Progres Produksi Bibit
Bupati Aceh Tengah Haili Yoga menyampaikan apresiasi kepada Menteri Pertanian beserta seluruh jajaran Kementerian Pertanian dan pihak pelaksana atas dukungan terhadap pengembangan kopi Arabika Gayo di Aceh Tengah saat mengunjungi lokasi penangkaran pembibitan Kopi Arabika Gayo 3 di SMK Negeri 2 Aceh Tengah, Kampung Kala Nareh, Kecamatan Pegasing.
Kunjungan tersebut turut dihadiri Tim Kementerian Pertanian dan perwakilan Dinas Perkebunan Provinsi Aceh.
Kunjungan dilakukan untuk melihat secara langsung progres pekerjaan produksi benih Kopi Arabika pada tahap lanjutan pascasemai.
Haili Yoga mengungkapkan, "Alhamdulillah, hasil pekerjaan menunjukkan pertumbuhan vegetatif bibit yang sangat baik. Bibit Arabika Gayo 3 telah memenuhi kondisi yang siap untuk ditanam di lapangan."

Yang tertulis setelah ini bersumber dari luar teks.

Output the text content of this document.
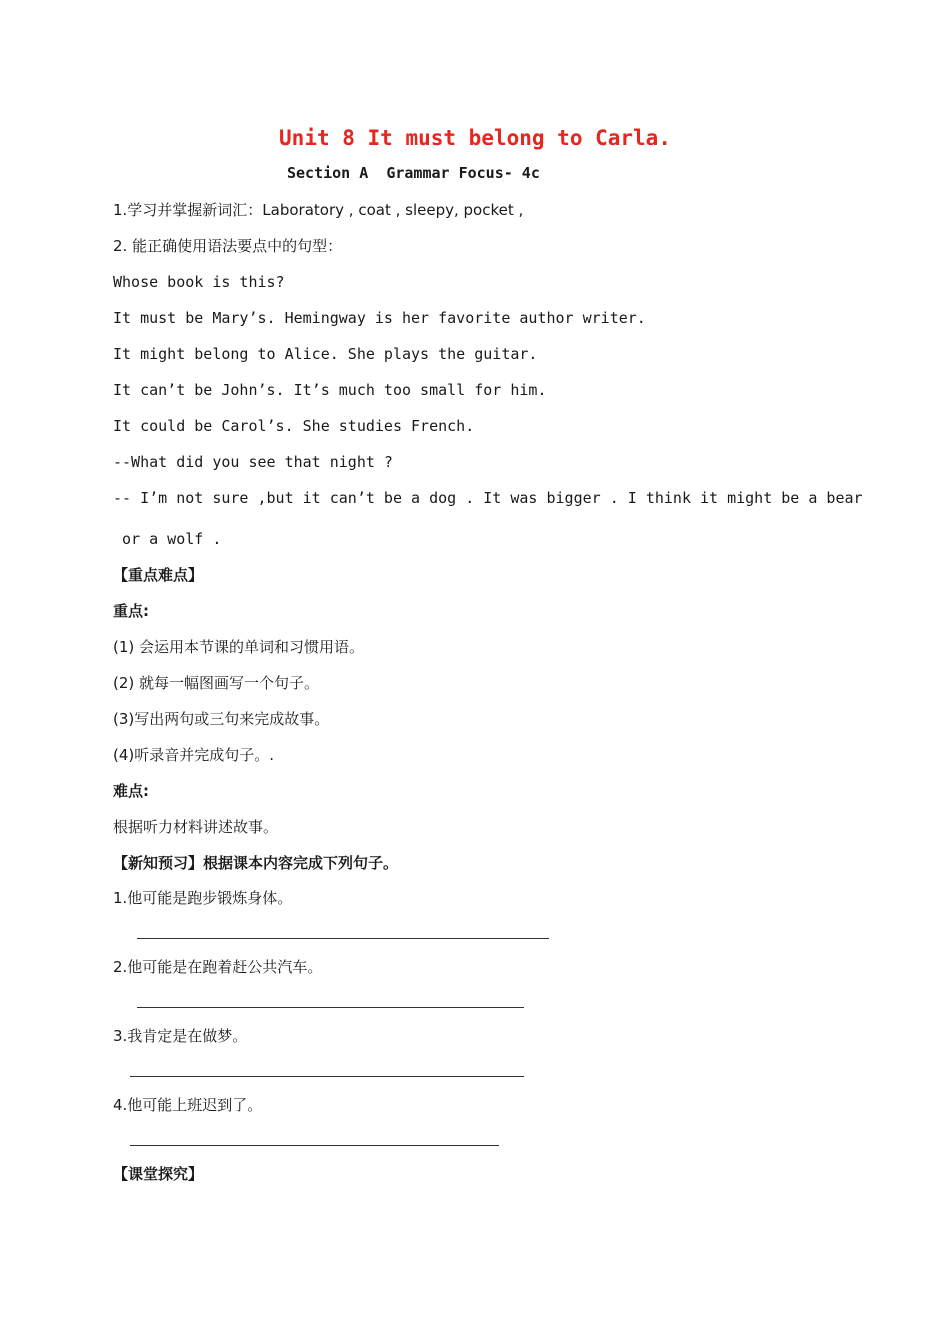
Unit 8 It must belong to Carla.
Section A  Grammar Focus- 4c
1.学习并掌握新词汇：Laboratory , coat , sleepy, pocket ,
2. 能正确使用语法要点中的句型：
Whose book is this?
It must be Mary’s. Hemingway is her favorite author writer.
It might belong to Alice. She plays the guitar.
It can’t be John’s. It’s much too small for him.
It could be Carol’s. She studies French.
--What did you see that night ?
-- I’m not sure ,but it can’t be a dog . It was bigger . I think it might be a bear
or a wolf .
【重点难点】
重点:
(1) 会运用本节课的单词和习惯用语。
(2) 就每一幅图画写一个句子。
(3)写出两句或三句来完成故事。
(4)听录音并完成句子。.
难点:
根据听力材料讲述故事。
【新知预习】根据课本内容完成下列句子。
1.他可能是跑步锻炼身体。
2.他可能是在跑着赶公共汽车。
3.我肯定是在做梦。
4.他可能上班迟到了。
【课堂探究】
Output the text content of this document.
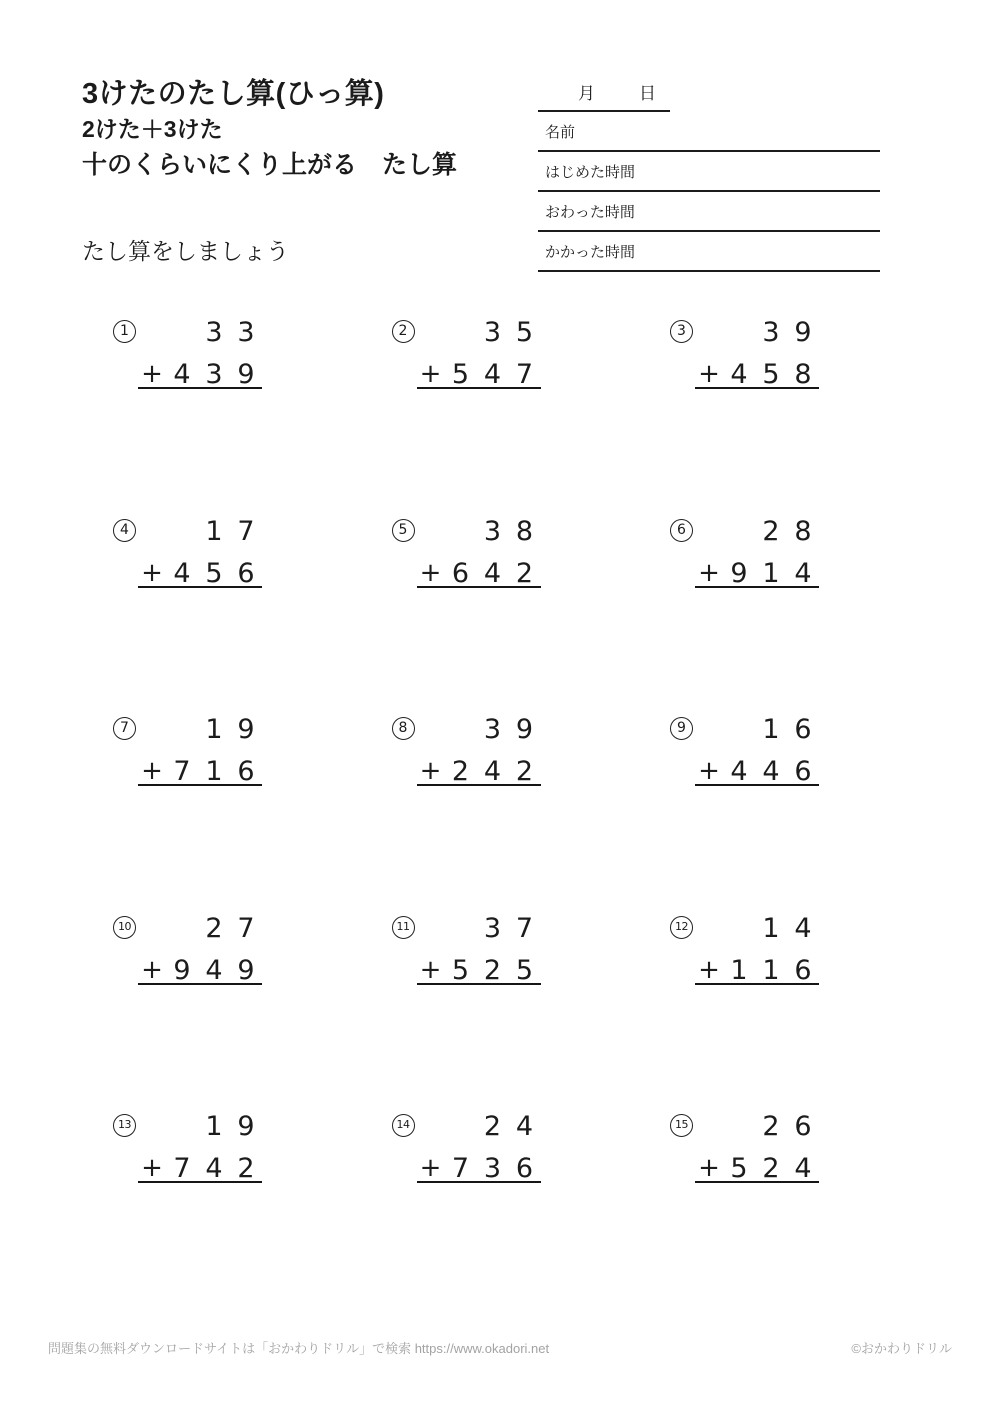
3けたのたし算(ひっ算)
2けた＋3けた
十のくらいにくり上がる　たし算
たし算をしましょう
月	日
名前
はじめた時間
おわった時間
かかった時間
1	3 3
+ 4 3 9
2	3 5
+ 5 4 7
3	3 9
+ 4 5 8
4	1 7
+ 4 5 6
5	3 8
+ 6 4 2
6	2 8
+ 9 1 4
7	1 9
+ 7 1 6
8	3 9
+ 2 4 2
9	1 6
+ 4 4 6
10	2 7
+ 9 4 9
11	3 7
+ 5 2 5
12	1 4
+ 1 1 6
13	1 9
+ 7 4 2
14	2 4
+ 7 3 6
15	2 6
+ 5 2 4
問題集の無料ダウンロードサイトは「おかわりドリル」で検索 https://www.okadori.net	©おかわりドリル
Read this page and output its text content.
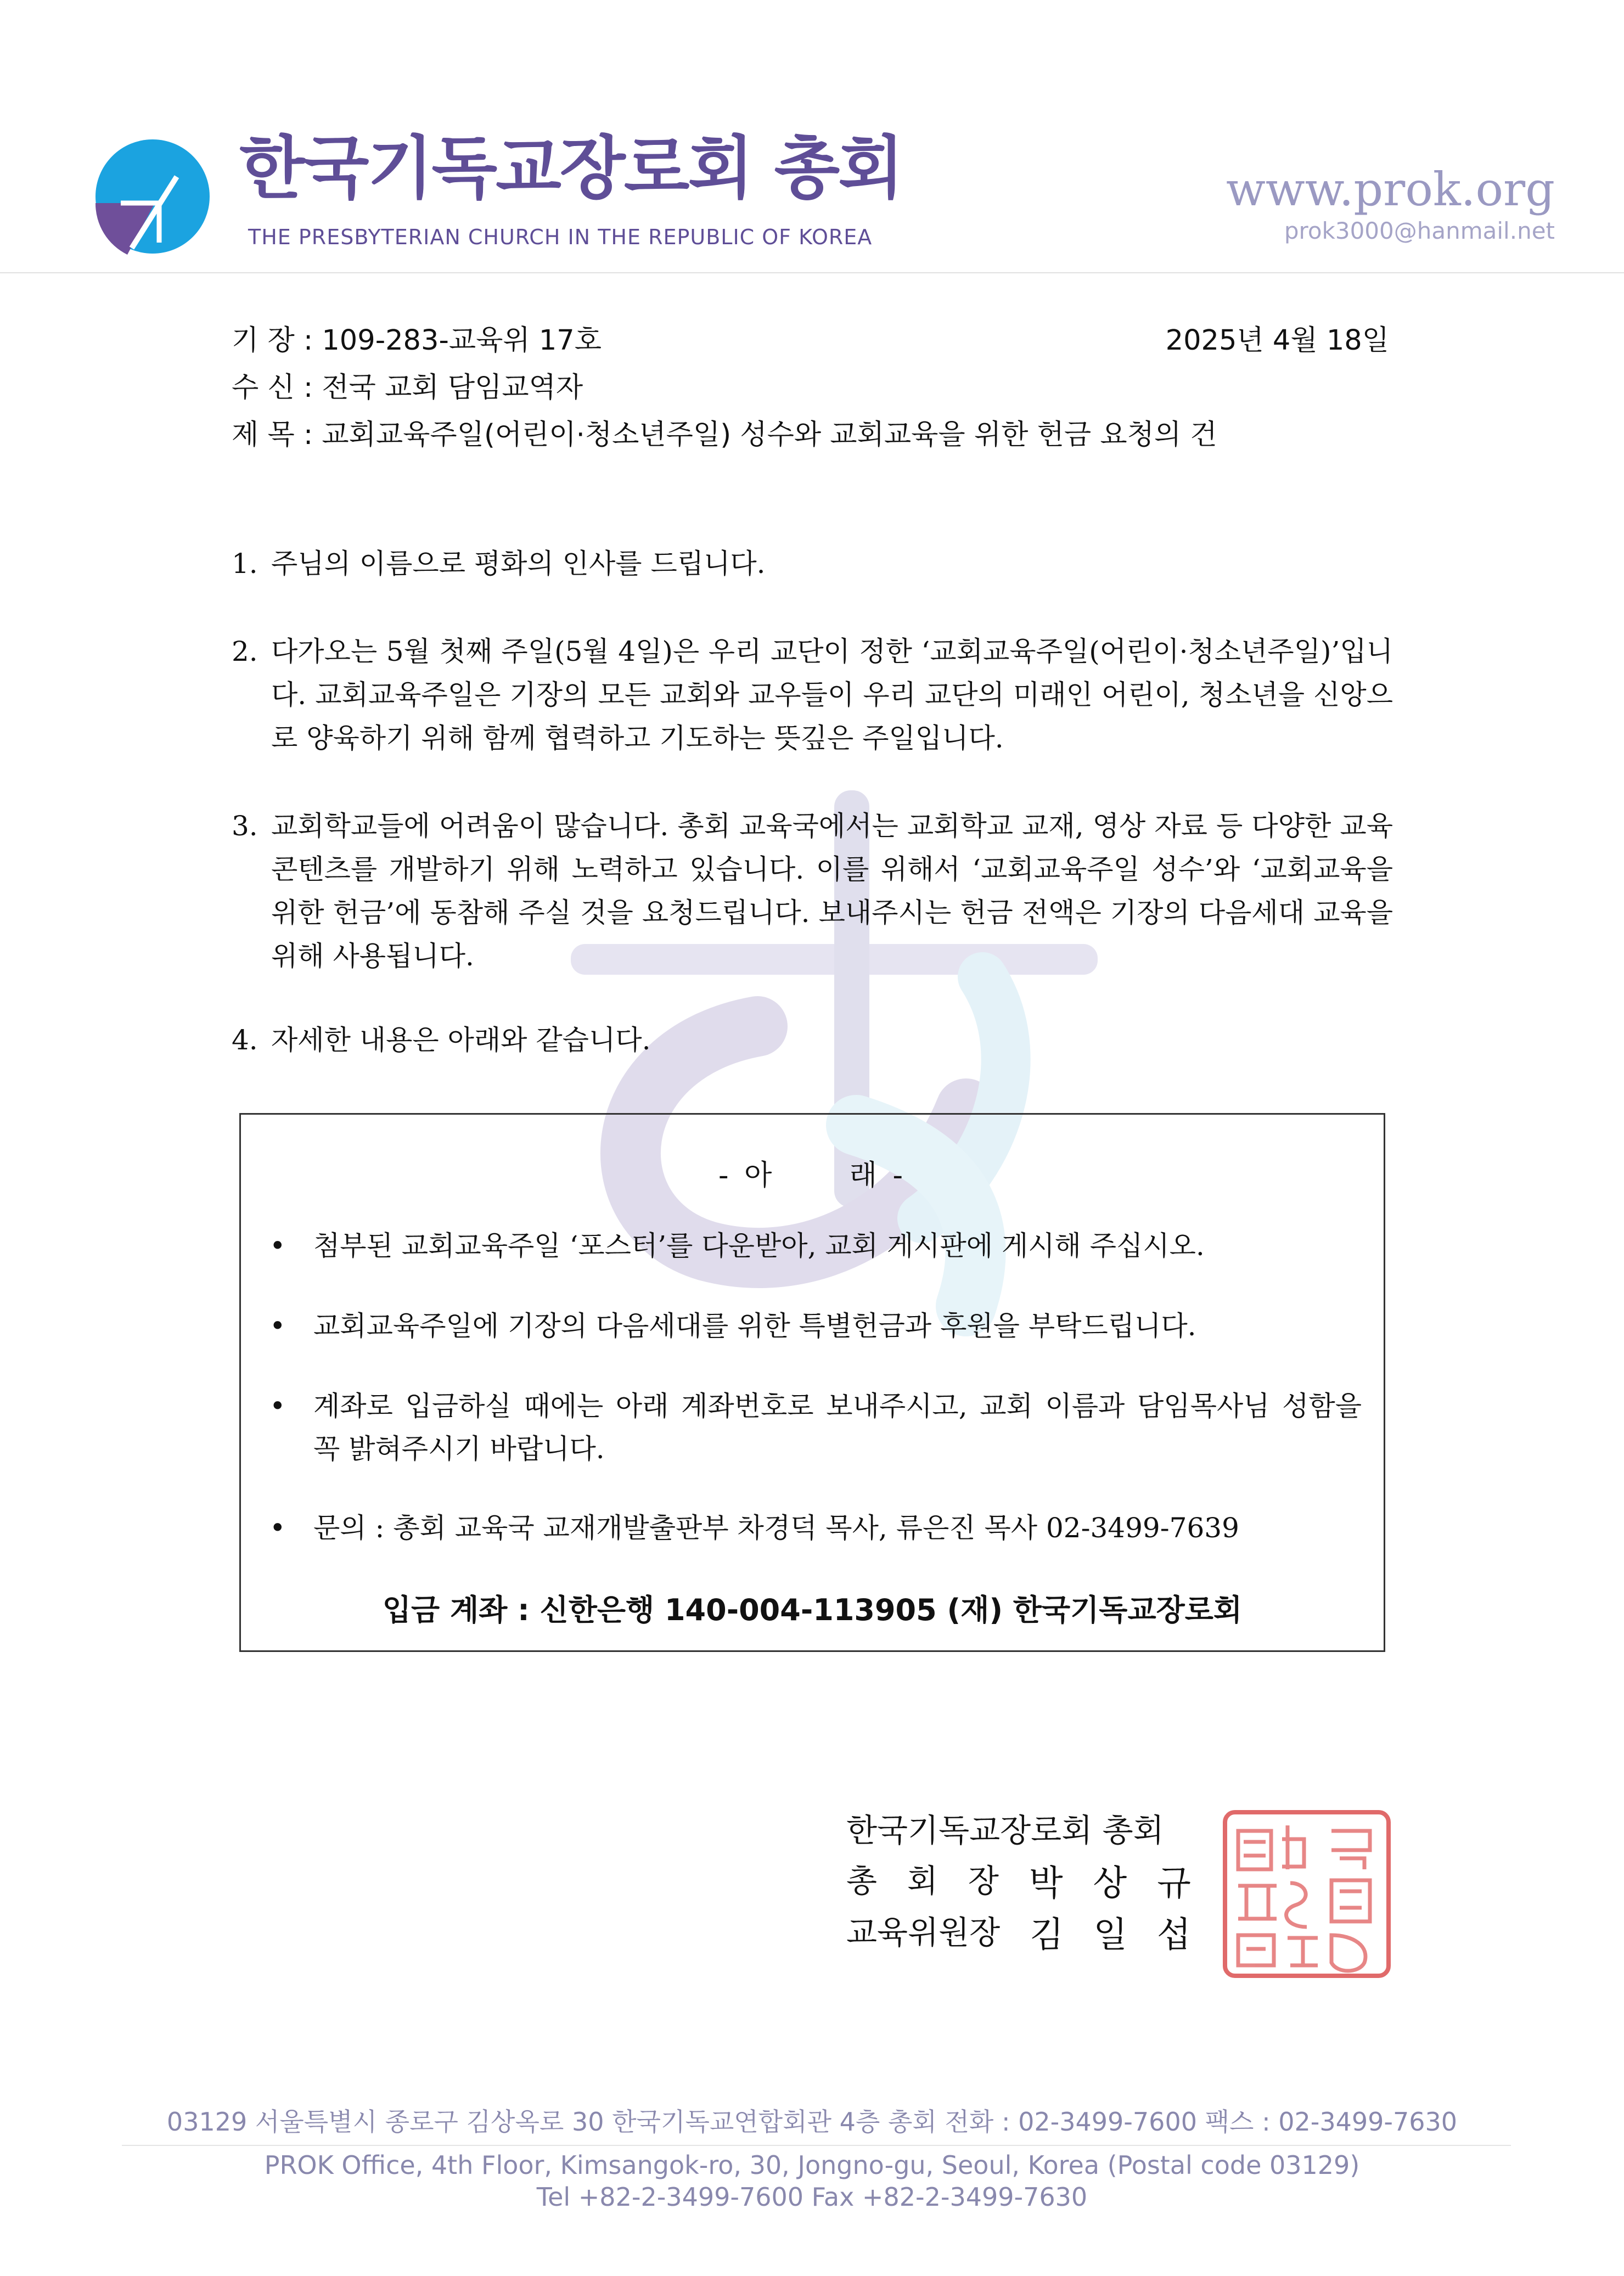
한국기독교장로회 총회
THE PRESBYTERIAN CHURCH IN THE REPUBLIC OF KOREA
www.prok.org
prok3000@hanmail.net
기 장 : 109-283-교육위 17호	2025년 4월 18일
수 신 : 전국 교회 담임교역자
제 목 : 교회교육주일(어린이·청소년주일) 성수와 교회교육을 위한 헌금 요청의 건
1. 주님의 이름으로 평화의 인사를 드립니다.
2. 다가오는 5월 첫째 주일(5월 4일)은 우리 교단이 정한 ‘교회교육주일(어린이·청소년주일)’입니다. 교회교육주일은 기장의 모든 교회와 교우들이 우리 교단의 미래인 어린이, 청소년을 신앙으로 양육하기 위해 함께 협력하고 기도하는 뜻깊은 주일입니다.
3. 교회학교들에 어려움이 많습니다. 총회 교육국에서는 교회학교 교재, 영상 자료 등 다양한 교육 콘텐츠를 개발하기 위해 노력하고 있습니다. 이를 위해서 ‘교회교육주일 성수’와 ‘교회교육을 위한 헌금’에 동참해 주실 것을 요청드립니다. 보내주시는 헌금 전액은 기장의 다음세대 교육을 위해 사용됩니다.
4. 자세한 내용은 아래와 같습니다.
- 아      래 -
•	첨부된 교회교육주일 ‘포스터’를 다운받아, 교회 게시판에 게시해 주십시오.
•	교회교육주일에 기장의 다음세대를 위한 특별헌금과 후원을 부탁드립니다.
•	계좌로 입금하실 때에는 아래 계좌번호로 보내주시고, 교회 이름과 담임목사님 성함을 꼭 밝혀주시기 바랍니다.
•	문의 : 총회 교육국 교재개발출판부 차경덕 목사, 류은진 목사 02-3499-7639
입금 계좌 : 신한은행 140-004-113905 (재) 한국기독교장로회
한국기독교장로회 총회
총 회 장 박 상 규
교육위원장 김 일 섭
03129 서울특별시 종로구 김상옥로 30 한국기독교연합회관 4층 총회 전화 : 02-3499-7600 팩스 : 02-3499-7630
PROK Office, 4th Floor, Kimsangok-ro, 30, Jongno-gu, Seoul, Korea (Postal code 03129)
Tel +82-2-3499-7600 Fax +82-2-3499-7630
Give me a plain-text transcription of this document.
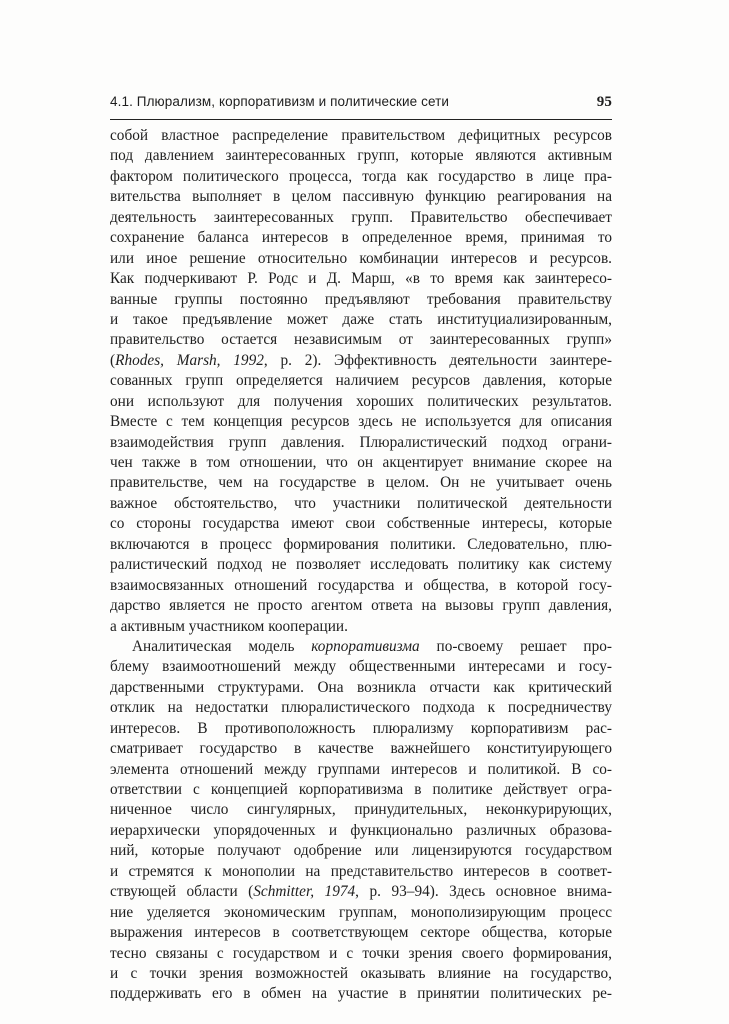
4.1. Плюрализм, корпоративизм и политические сети	95
собой властное распределение правительством дефицитных ресурсов
под давлением заинтересованных групп, которые являются активным
фактором политического процесса, тогда как государство в лице пра-
вительства выполняет в целом пассивную функцию реагирования на
деятельность заинтересованных групп. Правительство обеспечивает
сохранение баланса интересов в определенное время, принимая то
или иное решение относительно комбинации интересов и ресурсов.
Как подчеркивают Р. Родс и Д. Марш, «в то время как заинтересо-
ванные группы постоянно предъявляют требования правительству
и такое предъявление может даже стать институциализированным,
правительство остается независимым от заинтересованных групп»
(Rhodes, Marsh, 1992, p. 2). Эффективность деятельности заинтере-
сованных групп определяется наличием ресурсов давления, которые
они используют для получения хороших политических результатов.
Вместе с тем концепция ресурсов здесь не используется для описания
взаимодействия групп давления. Плюралистический подход ограни-
чен также в том отношении, что он акцентирует внимание скорее на
правительстве, чем на государстве в целом. Он не учитывает очень
важное обстоятельство, что участники политической деятельности
со стороны государства имеют свои собственные интересы, которые
включаются в процесс формирования политики. Следовательно, плю-
ралистический подход не позволяет исследовать политику как систему
взаимосвязанных отношений государства и общества, в которой госу-
дарство является не просто агентом ответа на вызовы групп давления,
а активным участником кооперации.
Аналитическая модель корпоративизма по-своему решает про-
блему взаимоотношений между общественными интересами и госу-
дарственными структурами. Она возникла отчасти как критический
отклик на недостатки плюралистического подхода к посредничеству
интересов. В противоположность плюрализму корпоративизм рас-
сматривает государство в качестве важнейшего конституирующего
элемента отношений между группами интересов и политикой. В со-
ответствии с концепцией корпоративизма в политике действует огра-
ниченное число сингулярных, принудительных, неконкурирующих,
иерархически упорядоченных и функционально различных образова-
ний, которые получают одобрение или лицензируются государством
и стремятся к монополии на представительство интересов в соответ-
ствующей области (Schmitter, 1974, p. 93–94). Здесь основное внима-
ние уделяется экономическим группам, монополизирующим процесс
выражения интересов в соответствующем секторе общества, которые
тесно связаны с государством и с точки зрения своего формирования,
и с точки зрения возможностей оказывать влияние на государство,
поддерживать его в обмен на участие в принятии политических ре-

Haili Yoga menjelaskan jumlah bibit yang diproduksi mencapai empat juta batang.
Seluruh bibit tersebut saat ini masih menunggu proses sertifikasi dari Balai Pengawasan dan Sertifikasi Benih Provinsi Aceh.
Sertifikasi dilakukan sebelum bibit didistribusikan kepada masyarakat.
Penyaluran Ditargetkan Tepat Sasaran
Bupati menegaskan proses penyaluran bibit akan dilakukan secara tepat sasaran kepada petani yang telah terdata dan tergabung dalam kelompok tani penerima manfaat sesuai ketentuan program.
Ia mengatakan, "Hal tersebut penting untuk memastikan bantuan pemerintah benar-benar diterima oleh masyarakat yang terdampak bencana dan membutuhkan dukungan rehabilitasi kebun kopi."
Haili Yoga menyebut kebutuhan bibit kopi di Dataran Tinggi Gayo sangat tinggi setiap tahunnya.
Program produksi bibit tersebut menjadi bagian penting dalam menjaga keberlanjutan Aceh Tengah sebagai salah satu sentra penghasil kopi Arabika terbaik di dunia.
Kepala Dinas Perkebunan Kabupaten Aceh Tengah, Sabrin, menjelaskan penyaluran bibit direncanakan mulai dilaksanakan pada Agustus 2026 setelah sertifikasi benih diterbitkan oleh Balai Pengawasan dan Sertifikasi Benih Provinsi Aceh.
Sabrin mengatakan, "Bibit akan disalurkan kepada petani yang terdampak bencana sesuai usulan yang telah diverifikasi melalui kelompok tani, sehingga penyaluran tepat sasaran dan sesuai dengan ketentuan program.”